Hello, I have only used Arduino on a few college courses. I have a 3D printer enclosure that I want to automate by installing a 92mm diameter fan and a vent that will open when the fan comes on. I plan to 3D print my own vent design and was thinking of using a step motor to open and close it. The fan will turn on when the enclosure reaches a certain temperature. Any advise on what kind of hardware I should start with?
Opening a vent would maybe be better done with a servo motor.
A small vent door could be directly moved through its range with simple commands sent to the servo, which would take care of stuff you'd be coding for the stepper.
Servos work good and be cheap.
Check out the spec of the DS18B20 for measuring temperature - I expect it will cover the range you need.
Consider a servo instead of a stepper so you can avoid a homing microswitch.
Look at logic level mosfets to turn the fan on.
Pretty much any Arduino could do the job.

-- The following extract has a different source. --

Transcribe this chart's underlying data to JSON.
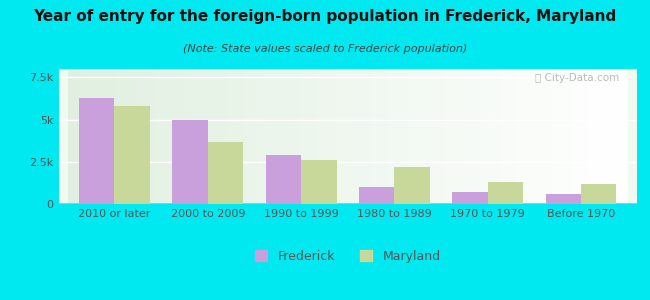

Owning a 3D printer, you know what an amazing thing stepper motors do. Incredible high precision movements. How much precision does opening and closing a vent need? Even a servo motor is wasted doing it, but as mentioned, they are so small and cheap. But is there a way you can avoid using any motor to open the vent? I used to have extraction fans in the kitchen and bathrooms of my house that contained vents that closed to block (somewhat) wind blowing into the house. The vents were held closed by light springs, until the fan started, when they were pushed open by the pressure created by the (centrifugal) fan.
Way less cool.
Thanks very much! Will look into those.
It would be easier to just have a manually opened vent, but I thought it would be nice to have an automated system so I can walk away from a long print job and not worry about over heating with PLA filaments, not too worried about how hot the enclosure gets with ABS.
The OP has not said if the fan is adding air to then enclosure or removing it. If adding air, the automatic vent is perfect. Look at the vent for a clothes dryer vent at your local hardware store.
The vent being either open or closed could be done with a solenoid.
it is adding air
Good. Gravity and air pressure is your friend.
I was also thinking like that. However cooling fans are often really bad in creating air pressure, pressure that might open a well balanced vent. A radial fan would likely manage but axial fans... I wouldn't bet on that.
My former company had cooling/venting fans on both the convection oven and the circuit board washing machine. They also had air flow sensors that allowed the machine to work only if there was sufficient air flow.
If one fan is not enough, then two may be used.